I just thought I’d give you a small update about what I’ve been up to lately.

I recently wrote about the process of obtaining a Personal Budget to employ a Personal Assistant.  I’ve had that in place a couple of months now, and it’s been brilliant.  She’s been able to help with a range of things, from the obvious helping with care, but also driving me to appointments, getting my wheelchair out, cooking, sorting out areas I haven’t been well enough to do in my home, etc.  It’s taken quite a bit of stress out of my life and I’d recommend it to anyone.

Medically I’m still very much in no-man’s land.  The Pain Clinic have declared me incurable and untreatable, and discharged me.  Apparently they only help people who will get better, they’re not interested in actually managing pain.  My specialist consultants also are no longer able to keep me on their books due to over-subscription, so I’m consultant-less.  It’s quite a scary place to be.

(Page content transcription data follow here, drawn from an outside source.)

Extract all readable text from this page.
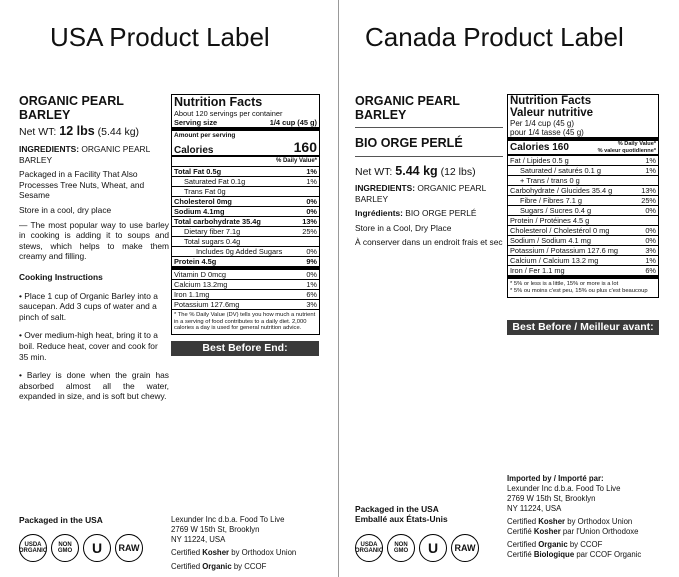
USA Product Label
ORGANIC PEARL BARLEY
Net WT: 12 lbs (5.44 kg)

INGREDIENTS: ORGANIC PEARL BARLEY

Packaged in a Facility That Also Processes Tree Nuts, Wheat, and Sesame

Store in a cool, dry place

— The most popular way to use barley in cooking is adding it to soups and stews, which helps to make them creamy and filling.

Cooking Instructions

• Place 1 cup of Organic Barley into a saucepan. Add 3 cups of water and a pinch of salt.

• Over medium-high heat, bring it to a boil. Reduce heat, cover and cook for 35 min.

• Barley is done when the grain has absorbed almost all the water, expanded in size, and is soft but chewy.

Nutrition Facts
About 120 servings per container
Serving size	1/4 cup (45 g)
Amount per serving
Calories	160
% Daily Value*
Total Fat 0.5g	1%
Saturated Fat 0.1g	1%
Trans Fat 0g
Cholesterol 0mg	0%
Sodium 4.1mg	0%
Total carbohydrate 35.4g	13%
Dietary fiber 7.1g	25%
Total sugars 0.4g
Includes 0g Added Sugars	0%
Protein 4.5g	9%
Vitamin D 0mcg	0%
Calcium 13.2mg	1%
Iron 1.1mg	6%
Potassium 127.6mg	3%
* The % Daily Value (DV) tells you how much a nutrient in a serving of food contributes to a daily diet. 2,000 calories a day is used for general nutrition advice.
Best Before End:
Packaged in the USA
USDA ORGANIC
NON GMO	U	RAW
Lexunder Inc d.b.a. Food To Live
2769 W 15th St, Brooklyn
NY 11224, USA
Certified Kosher by Orthodox Union
Certified Organic by CCOF
Canada Product Label
ORGANIC PEARL BARLEY
BIO ORGE PERLÉ
Net WT: 5.44 kg (12 lbs)

INGREDIENTS: ORGANIC PEARL BARLEY

Ingrédients: BIO ORGE PERLÉ

Store in a Cool, Dry Place

À conserver dans un endroit frais et sec

Nutrition Facts
Valeur nutritive
Per 1/4 cup (45 g)
pour 1/4 tasse (45 g)
Calories 160	% Daily Value*
% valeur quotidienne*
Fat / Lipides 0.5 g	1%
Saturated / saturés 0.1 g	1%
+ Trans / trans 0 g
Carbohydrate / Glucides 35.4 g	13%
Fibre / Fibres 7.1 g	25%
Sugars / Sucres 0.4 g	0%
Protein / Protéines 4.5 g
Cholesterol / Cholestérol 0 mg	0%
Sodium / Sodium 4.1 mg	0%
Potassium / Potassium 127.6 mg	3%
Calcium / Calcium 13.2 mg	1%
Iron / Fer 1.1 mg	6%
* 5% or less is a little, 15% or more is a lot
* 5% ou moins c'est peu, 15% ou plus c'est beaucoup
Best Before / Meilleur avant:
Packaged in the USA
Emballé aux États-Unis
USDA ORGANIC
NON GMO	U	RAW
Imported by / Importé par:
Lexunder Inc d.b.a. Food To Live
2769 W 15th St, Brooklyn
NY 11224, USA
Certified Kosher by Orthodox Union
Certifié Kosher par l'Union Orthodoxe
Certified Organic by CCOF
Certifié Biologique par CCOF Organic
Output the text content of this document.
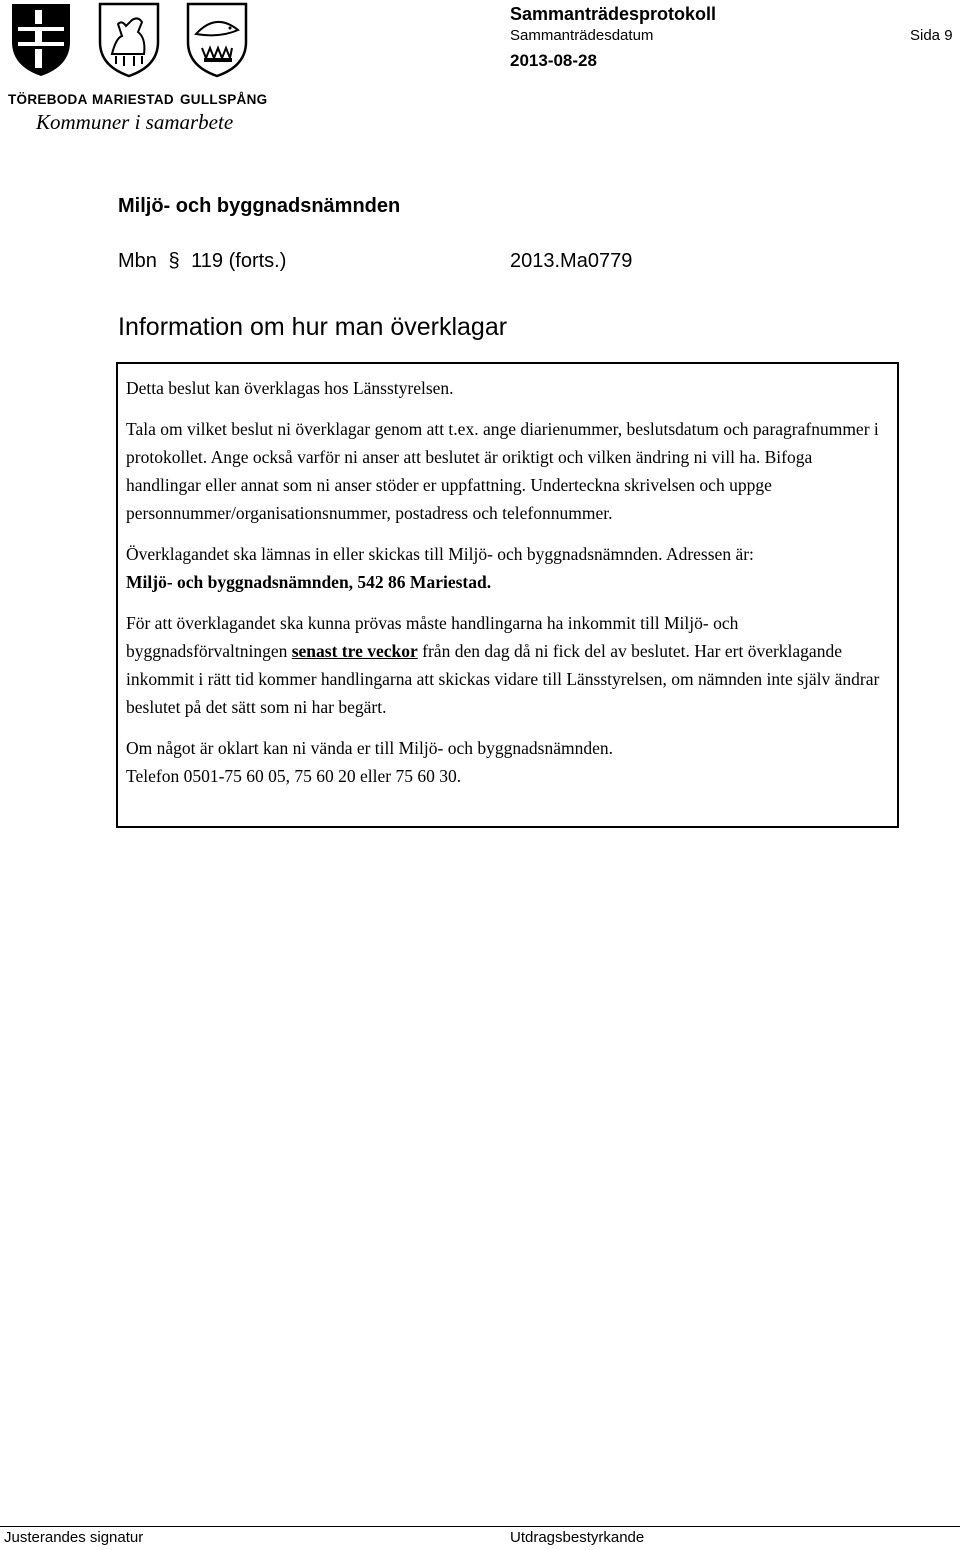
TÖREBODA MARIESTAD GULLSPÅNG
Kommuner i samarbete
Sammanträdesprotokoll
Sammanträdesdatum	Sida 9
2013-08-28
Miljö- och byggnadsnämnden
Mbn § 119 (forts.)	2013.Ma0779
Information om hur man överklagar

Detta beslut kan överklagas hos Länsstyrelsen.

Tala om vilket beslut ni överklagar genom att t.ex. ange diarienummer, beslutsdatum och paragrafnummer i protokollet. Ange också varför ni anser att beslutet är oriktigt och vilken ändring ni vill ha. Bifoga handlingar eller annat som ni anser stöder er uppfattning. Underteckna skrivelsen och uppge personnummer/organisationsnummer, postadress och telefonnummer.

Överklagandet ska lämnas in eller skickas till Miljö- och byggnadsnämnden. Adressen är:
Miljö- och byggnadsnämnden, 542 86 Mariestad.

För att överklagandet ska kunna prövas måste handlingarna ha inkommit till Miljö- och byggnadsförvaltningen senast tre veckor från den dag då ni fick del av beslutet. Har ert överklagande inkommit i rätt tid kommer handlingarna att skickas vidare till Länsstyrelsen, om nämnden inte själv ändrar beslutet på det sätt som ni har begärt.

Om något är oklart kan ni vända er till Miljö- och byggnadsnämnden.
Telefon 0501-75 60 05, 75 60 20 eller 75 60 30.

Justerandes signatur	Utdragsbestyrkande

My GP has been trying to help with this situation, and wrote to a local Rheumatologist who lists himself as a connective tissue specialist on the hospital website.  He rejected my referral, and wrote back saying, “I have no interest in managing Ehlers-Danlos Syndrome.”  Although he did refer me to a Hypermobility Specialist Physiotherapist instead.  Silly, silly me actually got my hopes up and thought she might be interested in working with me to move forward.  Instead without any examination she declared there was nothing she could do, so I’d have my final batch of Hydrotherapy and that would be it.  She then spent the rest of the session basically telling me I should be perfectly okay in the mornings, as other people with the condition manage.  I tried to explain I have severe insomnia and sleep issues, and am a total mess in the mornings, but she wasn’t interested.

I then finished my final block of Hydrotherapy, which I really enjoyed.  I do find the warmth means I can do much more than out of water.  I would love this on a rolling-basis, and will keep trying to pester the hospital to make this happen.

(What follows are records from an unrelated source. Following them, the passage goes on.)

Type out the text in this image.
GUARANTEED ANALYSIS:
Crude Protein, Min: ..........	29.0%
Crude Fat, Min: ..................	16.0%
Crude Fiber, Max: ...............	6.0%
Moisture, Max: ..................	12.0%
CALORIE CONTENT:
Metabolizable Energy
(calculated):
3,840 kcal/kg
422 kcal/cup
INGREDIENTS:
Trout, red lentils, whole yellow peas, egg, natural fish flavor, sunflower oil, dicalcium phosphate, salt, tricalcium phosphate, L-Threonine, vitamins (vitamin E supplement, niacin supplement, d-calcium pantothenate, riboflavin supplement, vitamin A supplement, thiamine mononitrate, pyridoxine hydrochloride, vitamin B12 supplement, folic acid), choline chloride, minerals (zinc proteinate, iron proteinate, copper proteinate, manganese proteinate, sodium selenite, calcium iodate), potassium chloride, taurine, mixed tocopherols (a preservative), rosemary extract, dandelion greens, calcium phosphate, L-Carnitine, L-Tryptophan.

I’ve also just had a sleep study done, but I’m waiting for the results.  It was a machine I had to take home, that strapped to my stomach and chest, a tube went up the nose (nice!), a mask for your mouth and finally a clip for your finger.  They have to rule out Sleep Apnoea before they’ll send you to a sleep consultant, but I am a little worried they’ll tell me it’s not Sleep Apnoea, and then not let me see anyone at all. Hopefully I’ll get the results soon, and this long-term issue is explored.

I have been lucky enough to find a private physiotherapist, however, that has an interest in Ehlers-Danlos Syndrome – and he genuinely does.  It’s a lot of money, but the only treatment I’m now getting.  He hasn’t promised he will be able to help me, but he’s going to try. If I can even maintain what little mobility I have, that would be a start.  I’m diligently doing all the exercises he’s giving me (not a hurriedly printed out sheet, but thoughtfully targeting specific issues) and he’s easy to contact if things go wrong to provide advice, and alternative exercises.  He really seems to know his stuff, so that’s been great.

I also recently took part in a study on Ehlers-Danlos Syndrome that’s all about what triggers the condition in the first place (obviously it’s genetic, but there is often an occurrence in your life that makes it much worse, often puberty, having children, an accident or something else.  Others just have it severely from birth, so it’s exploring all of that.)  The research also looks at flare-ups and the triggers.

The research sounds really interesting, and when it’s published it will obviously go into medical journals, but particularly GP and physiotherapist journals, to catch front-line staff.

One thing I truly believe is that the fight for decent rates of diagnosis lays almost entirely with GPs and Physiotherapists.  They’re the ones that have to see signs, and see past one problem joint, or a history of chronic pain without a solid diagnosis and make a referral to a specialist.  Once they have that awareness, only then can diagnosis rates climb.

I’m also preparing for Christmas, and this year have decided to have my first ever real Christmas Tree!  I’ve also been making festive bunting with the help from my Personal Assistant, and it’s the first year in a really long time I’ve been genuinely excited for Christmas!